Free prescriptions (regardless of income) are available to English millionaires who are aged 60 or over, and those who suffer from some long term illnesses such as epilepsy or diabetes, and those who are pregnant or have been pregnant during the past 12 months.

Cancer is an emotive subject; it is probably the disease that frightens many of us most. When Andrew states that patients are being deprived of cancer drugs because millionaires are getting free paracetamol in Wales, he makes an emotive point. An emotive point that is frankly immoral. To gain enough money to give just one patient a course of Avistin, his fabled Welsh millionaire would have to give up one hundred and fifty thousand courses of free prescription paracetamol. The cost of the 24 cancer drugs that Andrew RT wants to provided on the NHS in Wales would cost as much as 1380 Trillion boxes of paracetamol. Andrew's millionaire mate must have one hell of a headache!

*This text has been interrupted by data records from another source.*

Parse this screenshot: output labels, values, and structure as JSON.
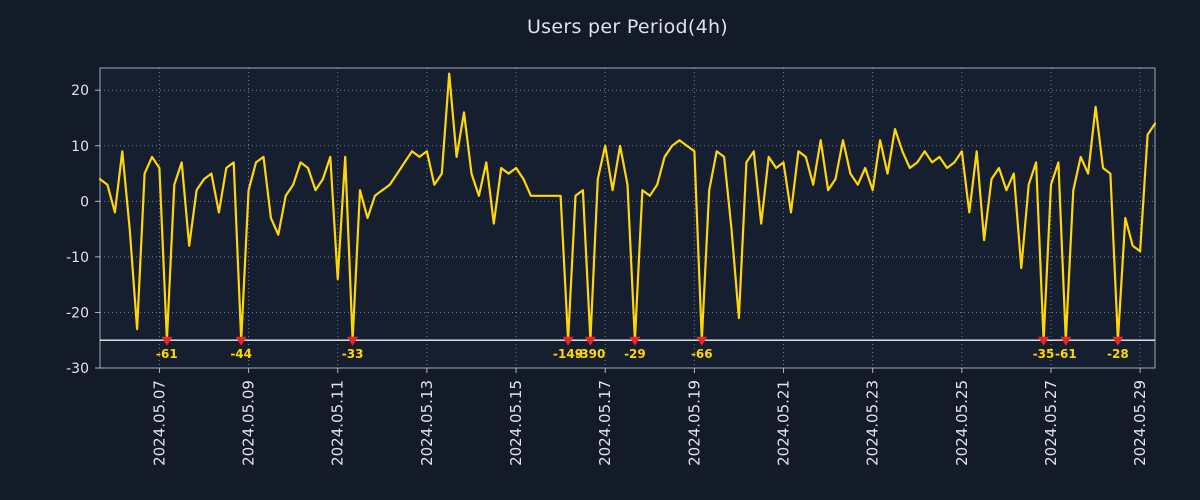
{
  "chart_data": {
    "type": "line",
    "title": "Users per Period(4h)",
    "xlabel": "",
    "ylabel": "",
    "period": "4h",
    "ylim": [
      -30,
      24
    ],
    "yticks": [
      -30,
      -20,
      -10,
      0,
      10,
      20
    ],
    "grid": true,
    "legend": false,
    "clip_value": -25,
    "x_ticks": [
      {
        "label": "2024.05.07",
        "i": 8
      },
      {
        "label": "2024.05.09",
        "i": 20
      },
      {
        "label": "2024.05.11",
        "i": 32
      },
      {
        "label": "2024.05.13",
        "i": 44
      },
      {
        "label": "2024.05.15",
        "i": 56
      },
      {
        "label": "2024.05.17",
        "i": 68
      },
      {
        "label": "2024.05.19",
        "i": 80
      },
      {
        "label": "2024.05.21",
        "i": 92
      },
      {
        "label": "2024.05.23",
        "i": 104
      },
      {
        "label": "2024.05.25",
        "i": 116
      },
      {
        "label": "2024.05.27",
        "i": 128
      },
      {
        "label": "2024.05.29",
        "i": 140
      }
    ],
    "values": [
      4,
      3,
      -2,
      9,
      -5,
      -23,
      5,
      8,
      6,
      -61,
      3,
      7,
      -8,
      2,
      4,
      5,
      -2,
      6,
      7,
      -44,
      2,
      7,
      8,
      -3,
      -6,
      1,
      3,
      7,
      6,
      2,
      4,
      8,
      -14,
      8,
      -33,
      2,
      -3,
      1,
      2,
      3,
      5,
      7,
      9,
      8,
      9,
      3,
      5,
      23,
      8,
      16,
      5,
      1,
      7,
      -4,
      6,
      5,
      6,
      4,
      1,
      1,
      1,
      1,
      1,
      -149,
      1,
      2,
      -390,
      4,
      10,
      2,
      10,
      3,
      -29,
      2,
      1,
      3,
      8,
      10,
      11,
      10,
      9,
      -66,
      2,
      9,
      8,
      -5,
      -21,
      7,
      9,
      -4,
      8,
      6,
      7,
      -2,
      9,
      8,
      3,
      11,
      2,
      4,
      11,
      5,
      3,
      6,
      2,
      11,
      5,
      13,
      9,
      6,
      7,
      9,
      7,
      8,
      6,
      7,
      9,
      -2,
      9,
      -7,
      4,
      6,
      2,
      5,
      -12,
      3,
      7,
      -35,
      3,
      7,
      -61,
      2,
      8,
      5,
      17,
      6,
      5,
      -28,
      -3,
      -8,
      -9,
      12,
      14
    ],
    "clip_marker_labels": [
      "-61",
      "-44",
      "-33",
      "-149",
      "-390",
      "-29",
      "-66",
      "-35",
      "-61",
      "-28"
    ],
    "colors": {
      "background": "#131a28",
      "plot_background": "#151f2f",
      "line": "#ffd60a",
      "marker": "#e8252d",
      "marker_label": "#ffd60a",
      "grid": "#8894a6",
      "frame": "#aeb8c4",
      "clip_line": "#eef2f6",
      "tick_text": "#dfe5ec",
      "title": "#dde3eb"
    }
  }
}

If the drugs that Andrew RT Davies was complaining about cured cancer, I would have sympathy for his argument, but they don't. The drugs extend life for between 3 and 5 months, months that will be lived suffering from cancer rather than living with cancer, at a cost estimated by the Scottish Government in 2006 of between £24k and £93k per patient for the drugs alone (the prolonged palliative care will add to the cost).

If my doctor tells me tomorrow that I am going to die before next Christmas I can see no justification in spending £93K+ in keeping me alive until next Easter.

To expect hundreds of ill people in Wales to fork out £7.50 a script for drugs that will make them better, in order to finance my terminal illness for an extra two months of a drug comatosed life would be selfishly sick.